Otra tarde tentando a nuestros depredadores favoritos en nuestro Cerro Favorito. Como siempre, este lugar produce agradables momentos de pesca; concretamente hoy he podido sacar tres lucietes de kilo y medio aproximadamente, otros dos de sus congéneres me han dejado dos vinilos sin cola, y el más grande, seguramente, por lo que tiraba -aunque no he conseguido verlo- llegando incluso a sacar hilo de un carrete ajustado a conciencia, me venció en una justa lucha y huyó una vez que se deshizo del molesto anzuelo.
Las luciopercas no han participado en la pesca esta tarde y, cuando ya me resignaba a no poder ver hoy una de nuestras sandras, prácticamente a punto de irme, sobre las 17:45, me picó una a un vinilo color rosa a una notable profundidad -calculo que sobre los 25 metros-  por lo que con tranquilidad y parsimonia para evitar que se le saliera la vejiga natatoria por la descomprensión y así poderla soltar en perfecto estado de salud, completó otra buena jornada de pesca en este querido Cerro Julico.
Sólo reseñar que el tercer lucio que saqué, al picarme prácticamente en la orilla, y al no haber tenido que luchar durante muchos metros, al cogerlo estaba cual toro sin picar, conservando intactas su fuerza y ferocidad innatas en su especie, lo que provocó que al intentar desansuelarlo pegó un brusco coletazo, cerró su bocaza y me dejó un bonito recuerdo en forma de múltiples cortes producidos por sus afilados dientes.
¡Lucio malo!

Comentarios

julito ha dicho que…
josico hay que joderse lo que estas disfrutando de mi cerro , aprovecha este año , pues el que viene tengo pensado de poner cuota y limite de piezas ..""por el tema de la crisis , ya seves....""
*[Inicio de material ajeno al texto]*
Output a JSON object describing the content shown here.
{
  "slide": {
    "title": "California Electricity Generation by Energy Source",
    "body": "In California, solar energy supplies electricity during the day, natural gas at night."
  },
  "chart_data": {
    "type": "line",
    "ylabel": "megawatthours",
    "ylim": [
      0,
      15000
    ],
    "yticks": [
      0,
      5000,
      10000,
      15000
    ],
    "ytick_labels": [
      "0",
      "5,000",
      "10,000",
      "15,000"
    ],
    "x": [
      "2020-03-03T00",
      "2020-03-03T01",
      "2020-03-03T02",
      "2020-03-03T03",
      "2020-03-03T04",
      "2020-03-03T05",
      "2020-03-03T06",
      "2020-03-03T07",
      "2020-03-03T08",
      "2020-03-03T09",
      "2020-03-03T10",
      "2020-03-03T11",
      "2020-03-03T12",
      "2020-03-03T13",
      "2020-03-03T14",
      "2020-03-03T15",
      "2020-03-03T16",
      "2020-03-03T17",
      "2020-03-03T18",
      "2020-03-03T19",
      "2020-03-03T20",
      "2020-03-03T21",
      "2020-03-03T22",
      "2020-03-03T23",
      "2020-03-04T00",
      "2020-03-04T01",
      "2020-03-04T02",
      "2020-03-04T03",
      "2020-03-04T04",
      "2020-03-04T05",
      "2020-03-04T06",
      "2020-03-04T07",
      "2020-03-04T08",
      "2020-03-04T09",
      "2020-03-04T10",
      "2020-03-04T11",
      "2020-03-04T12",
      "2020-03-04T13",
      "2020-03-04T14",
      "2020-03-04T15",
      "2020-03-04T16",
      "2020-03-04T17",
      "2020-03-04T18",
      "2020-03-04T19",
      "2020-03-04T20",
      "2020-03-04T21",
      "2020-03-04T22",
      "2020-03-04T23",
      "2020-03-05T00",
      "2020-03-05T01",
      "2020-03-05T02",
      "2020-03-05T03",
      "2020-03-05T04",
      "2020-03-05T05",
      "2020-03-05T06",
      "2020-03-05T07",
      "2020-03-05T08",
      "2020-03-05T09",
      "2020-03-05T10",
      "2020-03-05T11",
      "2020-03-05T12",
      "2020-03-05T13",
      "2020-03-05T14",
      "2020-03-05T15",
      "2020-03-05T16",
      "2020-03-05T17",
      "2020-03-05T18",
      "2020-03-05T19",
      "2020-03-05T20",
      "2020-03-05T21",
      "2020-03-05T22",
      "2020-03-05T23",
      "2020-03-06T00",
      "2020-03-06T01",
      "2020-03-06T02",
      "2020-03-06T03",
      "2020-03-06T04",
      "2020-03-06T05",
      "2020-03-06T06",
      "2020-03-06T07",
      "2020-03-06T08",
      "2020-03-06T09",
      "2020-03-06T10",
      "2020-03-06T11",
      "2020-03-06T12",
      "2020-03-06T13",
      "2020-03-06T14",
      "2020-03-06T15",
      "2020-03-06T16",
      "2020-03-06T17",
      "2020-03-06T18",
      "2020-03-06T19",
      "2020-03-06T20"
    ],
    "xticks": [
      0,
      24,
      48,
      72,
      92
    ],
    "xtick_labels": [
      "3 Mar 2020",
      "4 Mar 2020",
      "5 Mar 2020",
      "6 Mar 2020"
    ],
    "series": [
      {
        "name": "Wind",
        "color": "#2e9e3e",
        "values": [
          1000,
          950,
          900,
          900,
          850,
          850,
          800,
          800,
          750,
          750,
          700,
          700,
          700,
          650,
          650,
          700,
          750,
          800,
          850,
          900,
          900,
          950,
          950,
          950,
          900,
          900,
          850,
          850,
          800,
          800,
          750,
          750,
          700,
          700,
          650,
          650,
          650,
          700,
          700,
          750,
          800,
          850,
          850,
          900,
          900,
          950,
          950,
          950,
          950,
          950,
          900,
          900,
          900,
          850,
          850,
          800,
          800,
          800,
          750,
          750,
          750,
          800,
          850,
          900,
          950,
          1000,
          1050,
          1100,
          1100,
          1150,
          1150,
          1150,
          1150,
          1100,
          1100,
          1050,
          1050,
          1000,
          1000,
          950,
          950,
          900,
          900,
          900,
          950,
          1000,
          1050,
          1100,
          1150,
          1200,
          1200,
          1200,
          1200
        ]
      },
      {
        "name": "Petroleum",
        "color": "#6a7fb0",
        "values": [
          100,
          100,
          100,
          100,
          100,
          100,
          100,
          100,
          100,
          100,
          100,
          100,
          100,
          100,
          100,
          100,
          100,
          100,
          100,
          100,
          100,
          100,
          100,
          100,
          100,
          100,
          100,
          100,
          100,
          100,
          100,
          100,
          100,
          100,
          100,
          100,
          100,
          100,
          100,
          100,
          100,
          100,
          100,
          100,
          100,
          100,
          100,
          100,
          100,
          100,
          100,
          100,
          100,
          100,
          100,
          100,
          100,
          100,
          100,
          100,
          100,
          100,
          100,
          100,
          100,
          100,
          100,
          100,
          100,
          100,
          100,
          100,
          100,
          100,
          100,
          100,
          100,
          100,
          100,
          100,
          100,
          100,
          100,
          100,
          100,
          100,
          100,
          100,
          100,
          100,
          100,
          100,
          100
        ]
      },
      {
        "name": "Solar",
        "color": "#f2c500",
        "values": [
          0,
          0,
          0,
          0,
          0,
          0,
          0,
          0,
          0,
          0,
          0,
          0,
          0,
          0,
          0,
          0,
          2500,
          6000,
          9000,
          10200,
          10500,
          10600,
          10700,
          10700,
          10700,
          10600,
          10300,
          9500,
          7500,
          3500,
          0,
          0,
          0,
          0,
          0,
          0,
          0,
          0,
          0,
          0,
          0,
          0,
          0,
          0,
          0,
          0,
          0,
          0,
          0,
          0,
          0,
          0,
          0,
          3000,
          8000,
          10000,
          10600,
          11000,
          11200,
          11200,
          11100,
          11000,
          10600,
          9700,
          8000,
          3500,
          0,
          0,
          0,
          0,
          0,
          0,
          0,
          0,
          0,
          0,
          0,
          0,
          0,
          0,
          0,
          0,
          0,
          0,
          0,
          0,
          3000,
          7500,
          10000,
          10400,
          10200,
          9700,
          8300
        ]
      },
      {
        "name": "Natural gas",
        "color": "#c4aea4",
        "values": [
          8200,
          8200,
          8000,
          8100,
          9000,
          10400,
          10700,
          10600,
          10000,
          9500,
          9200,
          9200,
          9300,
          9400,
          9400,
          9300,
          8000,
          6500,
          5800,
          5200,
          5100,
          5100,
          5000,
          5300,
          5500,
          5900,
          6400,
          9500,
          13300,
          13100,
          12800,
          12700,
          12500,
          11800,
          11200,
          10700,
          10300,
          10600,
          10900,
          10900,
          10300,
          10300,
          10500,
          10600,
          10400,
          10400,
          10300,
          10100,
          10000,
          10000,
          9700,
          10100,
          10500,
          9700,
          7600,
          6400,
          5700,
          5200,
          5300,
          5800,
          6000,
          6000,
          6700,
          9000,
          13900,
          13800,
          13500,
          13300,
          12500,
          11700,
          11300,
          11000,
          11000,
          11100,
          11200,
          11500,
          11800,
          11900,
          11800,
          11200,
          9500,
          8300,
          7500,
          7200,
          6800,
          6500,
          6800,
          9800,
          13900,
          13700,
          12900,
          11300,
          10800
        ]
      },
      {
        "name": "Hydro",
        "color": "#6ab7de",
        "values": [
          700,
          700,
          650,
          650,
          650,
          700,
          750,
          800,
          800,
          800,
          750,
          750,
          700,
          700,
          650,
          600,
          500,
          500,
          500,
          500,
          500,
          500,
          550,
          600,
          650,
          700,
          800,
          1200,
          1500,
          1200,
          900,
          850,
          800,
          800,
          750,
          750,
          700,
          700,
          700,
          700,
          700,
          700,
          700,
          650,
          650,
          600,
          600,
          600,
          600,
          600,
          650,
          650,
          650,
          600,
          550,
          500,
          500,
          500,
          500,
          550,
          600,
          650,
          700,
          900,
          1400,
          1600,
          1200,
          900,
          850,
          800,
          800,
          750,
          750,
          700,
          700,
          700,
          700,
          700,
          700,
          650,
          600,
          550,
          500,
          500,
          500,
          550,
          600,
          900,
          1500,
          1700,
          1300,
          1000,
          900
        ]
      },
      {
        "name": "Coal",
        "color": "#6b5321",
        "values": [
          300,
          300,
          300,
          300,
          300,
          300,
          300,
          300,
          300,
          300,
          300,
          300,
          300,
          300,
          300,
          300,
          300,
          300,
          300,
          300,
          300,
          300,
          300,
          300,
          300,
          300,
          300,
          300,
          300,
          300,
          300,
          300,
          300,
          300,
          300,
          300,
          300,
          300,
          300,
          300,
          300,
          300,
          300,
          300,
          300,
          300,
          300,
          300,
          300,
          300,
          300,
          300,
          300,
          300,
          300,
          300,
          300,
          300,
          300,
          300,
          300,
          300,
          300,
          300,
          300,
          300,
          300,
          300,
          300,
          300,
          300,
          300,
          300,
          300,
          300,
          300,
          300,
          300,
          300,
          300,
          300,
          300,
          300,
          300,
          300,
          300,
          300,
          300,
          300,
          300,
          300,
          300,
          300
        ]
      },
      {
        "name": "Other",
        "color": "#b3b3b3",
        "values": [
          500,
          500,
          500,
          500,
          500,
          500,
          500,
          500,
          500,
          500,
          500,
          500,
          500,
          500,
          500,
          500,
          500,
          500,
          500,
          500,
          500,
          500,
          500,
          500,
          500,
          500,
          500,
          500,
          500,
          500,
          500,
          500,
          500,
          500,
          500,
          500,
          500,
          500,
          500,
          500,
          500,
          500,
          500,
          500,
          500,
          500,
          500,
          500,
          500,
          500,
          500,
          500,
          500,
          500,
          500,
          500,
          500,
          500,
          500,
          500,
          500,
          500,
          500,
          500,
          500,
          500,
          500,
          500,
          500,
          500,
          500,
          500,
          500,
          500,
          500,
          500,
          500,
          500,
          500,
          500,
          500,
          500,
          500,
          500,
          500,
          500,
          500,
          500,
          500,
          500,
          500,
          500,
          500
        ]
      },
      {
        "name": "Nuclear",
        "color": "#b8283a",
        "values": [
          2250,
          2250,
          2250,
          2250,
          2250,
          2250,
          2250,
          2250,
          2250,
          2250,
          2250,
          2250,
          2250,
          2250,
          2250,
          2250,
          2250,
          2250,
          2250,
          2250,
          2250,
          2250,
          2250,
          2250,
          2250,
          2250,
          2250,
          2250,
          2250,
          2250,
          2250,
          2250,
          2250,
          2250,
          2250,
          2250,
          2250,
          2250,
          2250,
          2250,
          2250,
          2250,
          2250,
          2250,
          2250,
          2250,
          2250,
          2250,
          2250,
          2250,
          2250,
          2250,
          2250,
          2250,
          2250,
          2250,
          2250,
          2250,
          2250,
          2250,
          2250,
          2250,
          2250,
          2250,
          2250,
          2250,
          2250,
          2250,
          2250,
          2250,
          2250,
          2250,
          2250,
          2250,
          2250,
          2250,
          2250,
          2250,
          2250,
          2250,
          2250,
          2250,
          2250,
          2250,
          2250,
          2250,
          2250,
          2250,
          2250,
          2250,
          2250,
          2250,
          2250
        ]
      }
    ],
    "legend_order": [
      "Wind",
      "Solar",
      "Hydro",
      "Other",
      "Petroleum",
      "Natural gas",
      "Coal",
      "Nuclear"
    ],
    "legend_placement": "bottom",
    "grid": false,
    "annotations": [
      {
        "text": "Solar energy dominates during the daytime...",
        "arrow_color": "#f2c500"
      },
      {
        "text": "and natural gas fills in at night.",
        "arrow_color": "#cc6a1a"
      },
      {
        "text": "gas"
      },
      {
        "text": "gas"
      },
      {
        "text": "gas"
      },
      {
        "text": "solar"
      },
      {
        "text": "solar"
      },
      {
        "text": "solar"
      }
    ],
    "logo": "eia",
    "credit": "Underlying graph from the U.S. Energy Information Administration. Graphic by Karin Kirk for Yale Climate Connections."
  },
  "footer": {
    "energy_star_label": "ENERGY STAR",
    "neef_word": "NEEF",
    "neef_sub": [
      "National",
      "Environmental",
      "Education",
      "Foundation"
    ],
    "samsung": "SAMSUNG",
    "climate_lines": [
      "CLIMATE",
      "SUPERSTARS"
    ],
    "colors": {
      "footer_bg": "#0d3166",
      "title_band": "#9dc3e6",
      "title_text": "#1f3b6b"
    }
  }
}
¡¡enhorabuena por el dia ""
JOSAN ha dicho que…
Pero si sabes que yo no me los llevo, y además cebo a los lucios con señuelos de toda clase y color. Seguro que tú el domingo sacas tropecientos gracias a mi cebado masivo, y si no, ya me contarás.
JOSAN ha dicho que…
¡Hasta dono sangre para los lucios malheridos! Y de muestra la foto, y el chorro sangre que quedará para siempre impreso en las piedras del Cerro Julico.